Nokia_S60.jpg We are all familiar with the touch interface on mobile phones, & most new phones are a dime a dozen with touchscreens, multi touch & the likes. Imagine a phone that can be made to call 911 snapping your fingers, or your boss followed by any obscene gesture you can think of. With the amount of new technologies that Apple have developed, patented & locked from the public domain other companies are in race against each other to come up with a even newer technology breakthrough that they can call their own. Nokia now on overdrive has come up with the S60, that seems straight out of a harry potter novel. After the iPhone announcement, instead of trying to reinvent the wheel, Nokia engineers went shopping for the alternatives to Apple's multi-touch technology. Since iPhone relies so heavily on a capacitive multi-touch display and covered a lot of ground here with public and not yet public patent applications, that was out. One of the touch technologies that Nokia settled on, was Active Matrix LCD with Integrated Optical Touch Screen.
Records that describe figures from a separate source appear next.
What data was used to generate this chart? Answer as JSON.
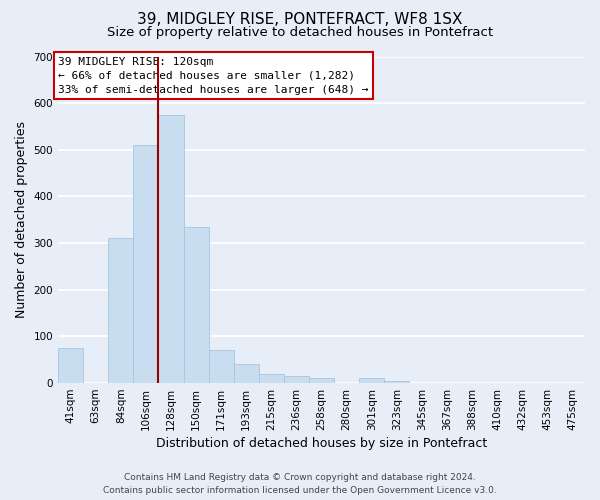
{
  "title": "39, MIDGLEY RISE, PONTEFRACT, WF8 1SX",
  "subtitle": "Size of property relative to detached houses in Pontefract",
  "xlabel": "Distribution of detached houses by size in Pontefract",
  "ylabel": "Number of detached properties",
  "bar_labels": [
    "41sqm",
    "63sqm",
    "84sqm",
    "106sqm",
    "128sqm",
    "150sqm",
    "171sqm",
    "193sqm",
    "215sqm",
    "236sqm",
    "258sqm",
    "280sqm",
    "301sqm",
    "323sqm",
    "345sqm",
    "367sqm",
    "388sqm",
    "410sqm",
    "432sqm",
    "453sqm",
    "475sqm"
  ],
  "bar_values": [
    75,
    0,
    310,
    510,
    575,
    335,
    70,
    40,
    20,
    15,
    10,
    0,
    10,
    5,
    0,
    0,
    0,
    0,
    0,
    0,
    0
  ],
  "bar_color": "#c9ddf0",
  "bar_edge_color": "#a8c4e0",
  "vline_position": 3.5,
  "vline_color": "#990000",
  "ylim": [
    0,
    700
  ],
  "yticks": [
    0,
    100,
    200,
    300,
    400,
    500,
    600,
    700
  ],
  "annotation_title": "39 MIDGLEY RISE: 120sqm",
  "annotation_line1": "← 66% of detached houses are smaller (1,282)",
  "annotation_line2": "33% of semi-detached houses are larger (648) →",
  "annotation_box_color": "#ffffff",
  "annotation_box_edge_color": "#cc0000",
  "footer_line1": "Contains HM Land Registry data © Crown copyright and database right 2024.",
  "footer_line2": "Contains public sector information licensed under the Open Government Licence v3.0.",
  "background_color": "#e8eef8",
  "plot_background_color": "#e8eef8",
  "grid_color": "#ffffff",
  "title_fontsize": 11,
  "subtitle_fontsize": 9.5,
  "axis_label_fontsize": 9,
  "tick_fontsize": 7.5,
  "footer_fontsize": 6.5
}
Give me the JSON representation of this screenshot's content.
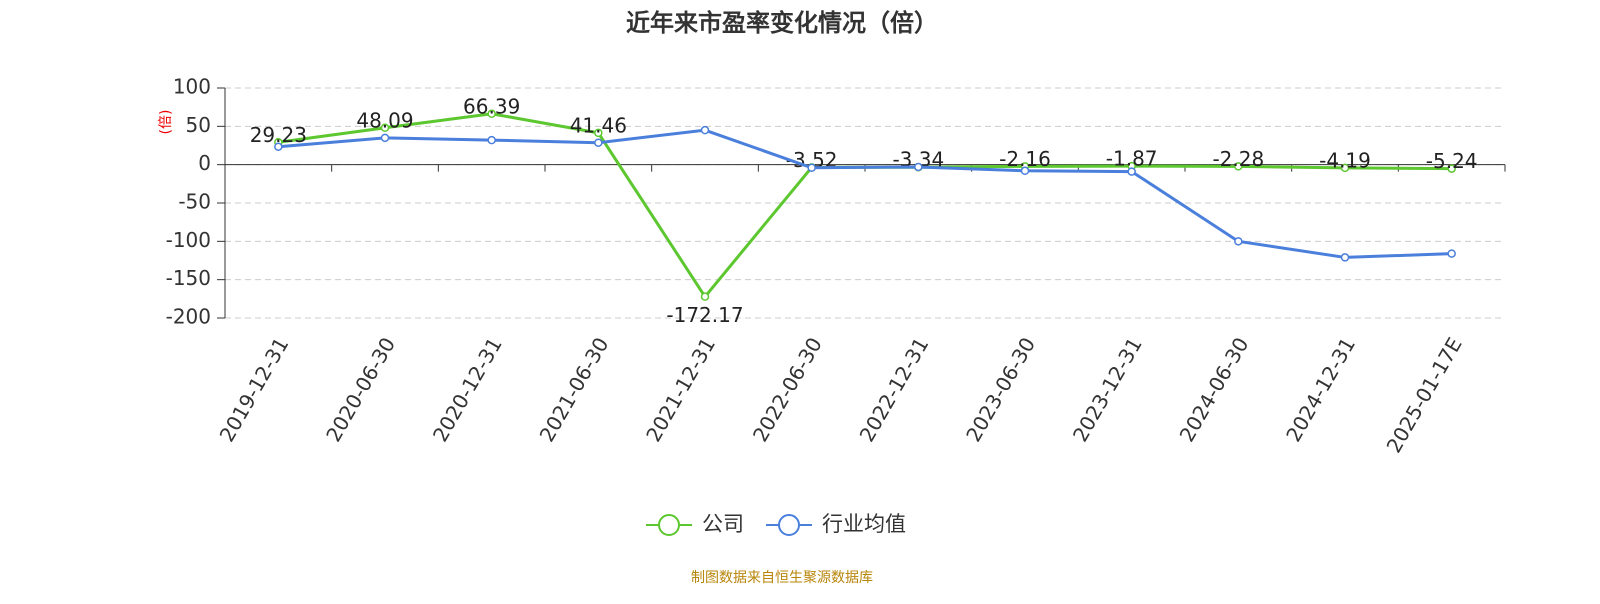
{
  "chart_data": {
    "type": "line",
    "title": "近年来市盈率变化情况（倍）",
    "y_label": "(倍)",
    "categories": [
      "2019-12-31",
      "2020-06-30",
      "2020-12-31",
      "2021-06-30",
      "2021-12-31",
      "2022-06-30",
      "2022-12-31",
      "2023-06-30",
      "2023-12-31",
      "2024-06-30",
      "2024-12-31",
      "2025-01-17E"
    ],
    "series": [
      {
        "name": "公司",
        "color": "#5cc72f",
        "values": [
          29.23,
          48.09,
          66.39,
          41.46,
          -172.17,
          -3.52,
          -3.34,
          -2.16,
          -1.87,
          -2.28,
          -4.19,
          -5.24
        ],
        "data_labels": true
      },
      {
        "name": "行业均值",
        "color": "#4a7fdc",
        "values": [
          23.4,
          35,
          32,
          28.6,
          45,
          -4,
          -3,
          -8,
          -9,
          -100,
          -121,
          -116
        ]
      }
    ],
    "ylim": [
      -200,
      100
    ],
    "yticks": [
      -200,
      -150,
      -100,
      -50,
      0,
      50,
      100
    ],
    "grid": true,
    "source": "制图数据来自恒生聚源数据库"
  }
}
They have licensed AMLCD technology developed by Planar inc., covered by a couple of patents, threw in some electronic perception capabilities covered by these three patents from Canesta Inc., and went on to develop their own multi-touch device. What they've got is AMLCD technology based touchscreen that is able to recognize multi-touch gestures quite well. In this implementation, the device has optical sensors embedded throughout the display, that can identify fingers placed on it and record their movement. These recorded movements are then translated into control gestures using pattern recognition methods. Various one, two or multiple finger gestures can be used to perform different operations.
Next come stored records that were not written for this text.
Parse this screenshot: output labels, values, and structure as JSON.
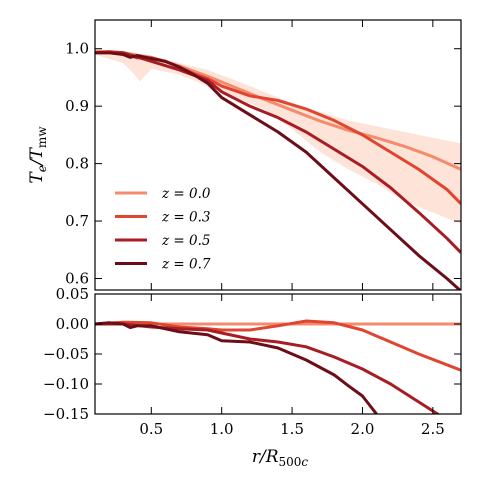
{
  "chart_data": [
    {
      "type": "line",
      "panel": "top",
      "ylabel": "T_e/T_mw",
      "xlim": [
        0.1,
        2.7
      ],
      "ylim": [
        0.58,
        1.05
      ],
      "yticks": [
        0.6,
        0.7,
        0.8,
        0.9,
        1.0
      ],
      "ytick_labels": [
        "0.6",
        "0.7",
        "0.8",
        "0.9",
        "1.0"
      ],
      "grid": false,
      "legend": {
        "placement": "lower-left"
      },
      "band": {
        "color": "#fde3d8",
        "x": [
          0.1,
          0.3,
          0.38,
          0.42,
          0.5,
          0.7,
          0.9,
          1.1,
          1.3,
          1.5,
          1.7,
          1.9,
          2.1,
          2.3,
          2.5,
          2.7
        ],
        "upper": [
          1.0,
          0.995,
          0.99,
          0.99,
          0.988,
          0.975,
          0.963,
          0.945,
          0.925,
          0.905,
          0.89,
          0.875,
          0.865,
          0.855,
          0.845,
          0.835
        ],
        "lower": [
          0.99,
          0.975,
          0.955,
          0.943,
          0.965,
          0.955,
          0.935,
          0.915,
          0.895,
          0.86,
          0.82,
          0.79,
          0.765,
          0.735,
          0.715,
          0.695
        ]
      },
      "series": [
        {
          "name": "z = 0.0",
          "color": "#f38b6c",
          "x": [
            0.1,
            0.2,
            0.3,
            0.5,
            0.7,
            0.9,
            1.1,
            1.3,
            1.5,
            1.7,
            1.9,
            2.1,
            2.3,
            2.5,
            2.7
          ],
          "y": [
            0.995,
            0.995,
            0.993,
            0.985,
            0.97,
            0.952,
            0.932,
            0.912,
            0.893,
            0.874,
            0.858,
            0.845,
            0.83,
            0.812,
            0.79
          ]
        },
        {
          "name": "z = 0.3",
          "color": "#e0452f",
          "x": [
            0.1,
            0.2,
            0.3,
            0.4,
            0.5,
            0.6,
            0.7,
            0.8,
            0.9,
            1.0,
            1.2,
            1.4,
            1.6,
            1.8,
            2.0,
            2.2,
            2.4,
            2.6,
            2.7
          ],
          "y": [
            0.993,
            0.995,
            0.993,
            0.984,
            0.984,
            0.978,
            0.968,
            0.957,
            0.948,
            0.935,
            0.918,
            0.91,
            0.895,
            0.875,
            0.85,
            0.82,
            0.79,
            0.755,
            0.73
          ]
        },
        {
          "name": "z = 0.5",
          "color": "#a81d24",
          "x": [
            0.1,
            0.3,
            0.5,
            0.7,
            0.9,
            1.0,
            1.2,
            1.4,
            1.6,
            1.8,
            2.0,
            2.2,
            2.4,
            2.6,
            2.7
          ],
          "y": [
            0.993,
            0.993,
            0.978,
            0.963,
            0.945,
            0.925,
            0.9,
            0.88,
            0.855,
            0.825,
            0.795,
            0.758,
            0.715,
            0.67,
            0.645
          ]
        },
        {
          "name": "z = 0.7",
          "color": "#6b0e18",
          "x": [
            0.1,
            0.2,
            0.3,
            0.35,
            0.4,
            0.5,
            0.6,
            0.7,
            0.8,
            0.9,
            1.0,
            1.2,
            1.4,
            1.6,
            1.8,
            2.0,
            2.2,
            2.4,
            2.6,
            2.7
          ],
          "y": [
            0.993,
            0.993,
            0.99,
            0.985,
            0.988,
            0.983,
            0.978,
            0.968,
            0.955,
            0.94,
            0.915,
            0.885,
            0.855,
            0.82,
            0.775,
            0.73,
            0.685,
            0.64,
            0.6,
            0.578
          ]
        }
      ]
    },
    {
      "type": "line",
      "panel": "bottom",
      "xlabel": "r/R_500c",
      "xlim": [
        0.1,
        2.7
      ],
      "ylim": [
        -0.15,
        0.05
      ],
      "xticks": [
        0.5,
        1.0,
        1.5,
        2.0,
        2.5
      ],
      "xtick_labels": [
        "0.5",
        "1.0",
        "1.5",
        "2.0",
        "2.5"
      ],
      "yticks": [
        -0.15,
        -0.1,
        -0.05,
        0.0,
        0.05
      ],
      "ytick_labels": [
        "−0.15",
        "−0.10",
        "−0.05",
        "0.00",
        "0.05"
      ],
      "grid": false,
      "series": [
        {
          "name": "z = 0.0",
          "color": "#f38b6c",
          "x": [
            0.1,
            2.7
          ],
          "y": [
            0.0,
            0.0
          ]
        },
        {
          "name": "z = 0.3",
          "color": "#e0452f",
          "x": [
            0.1,
            0.3,
            0.5,
            0.7,
            0.9,
            1.0,
            1.2,
            1.4,
            1.6,
            1.8,
            2.0,
            2.2,
            2.4,
            2.6,
            2.7
          ],
          "y": [
            0.0,
            0.003,
            0.002,
            -0.005,
            -0.008,
            -0.01,
            -0.01,
            -0.003,
            0.005,
            0.002,
            -0.01,
            -0.03,
            -0.05,
            -0.068,
            -0.077
          ]
        },
        {
          "name": "z = 0.5",
          "color": "#a81d24",
          "x": [
            0.1,
            0.3,
            0.5,
            0.7,
            0.9,
            1.0,
            1.2,
            1.4,
            1.6,
            1.8,
            2.0,
            2.2,
            2.4,
            2.6,
            2.7
          ],
          "y": [
            0.0,
            0.0,
            -0.005,
            -0.008,
            -0.01,
            -0.015,
            -0.025,
            -0.03,
            -0.038,
            -0.055,
            -0.075,
            -0.1,
            -0.13,
            -0.16,
            -0.18
          ]
        },
        {
          "name": "z = 0.7",
          "color": "#6b0e18",
          "x": [
            0.1,
            0.2,
            0.3,
            0.35,
            0.4,
            0.5,
            0.7,
            0.9,
            1.0,
            1.2,
            1.4,
            1.6,
            1.8,
            1.9,
            2.0,
            2.1
          ],
          "y": [
            0.0,
            0.002,
            0.0,
            -0.006,
            -0.003,
            -0.003,
            -0.013,
            -0.018,
            -0.028,
            -0.03,
            -0.04,
            -0.06,
            -0.085,
            -0.103,
            -0.12,
            -0.15
          ]
        }
      ]
    }
  ]
}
Just a glimpse of how a few 3D gestures are translated into various object oriented, or gesture/browsing oriented commands. The patent application gives several examples.

Single finger based Gestures/commands

* Clockwise, counter clockwise circular rotations - browsing, scrolling listing applications
* Subsequent typing by a single finger (Tap1-Tap2…) - activate device/phone, run/execute pre-selected option
* Finger stays motionless (over certain time threshold) above some object/icon - select object/icon
* Finger stays above some item/object/icon, followed by slow movement - select object till end of the move
* Crossed perpendicular lines (X mark) - Delete
* Perpendicular moving breach (Check mark) - Accept/Verify
* Enclosed Curve around group of items - Select enclosed items

Object oriented commands:

* Select: - Picking up gesture - Finger 1 at a display corner or some reserved area, Finger 2 moves slowly under a displayed object to be selected
* Copy: - when selected, click by single finger on the object
* Paste: - fast double click by a single finger
* Move: - move slowly two fingers located on moving objects
* Delete: - double (fast) click by two fingers on previously selected object
* Switch: - switching (on/off) is based on change in directions of fingers movement or, alternatively, on a change in finger acceleration

Gesture/browsing oriented commands:

* Select object attributed to the pointer position: Open/closed hand
* Forward/Backward Browsing: anticlockwise/clockwise cyclic rotation by a single finger
* Zoom in/Out: expand/close two fingers
* Run/Execute pre-selected icon/command: make a circle with your thumb and pointing finger (an OK sign)

It's nice to read about upcoming great features. But a patent application is just a peace of paper with some interesting, often far off ideas sketched on it. And most of these ideas usually stay that way.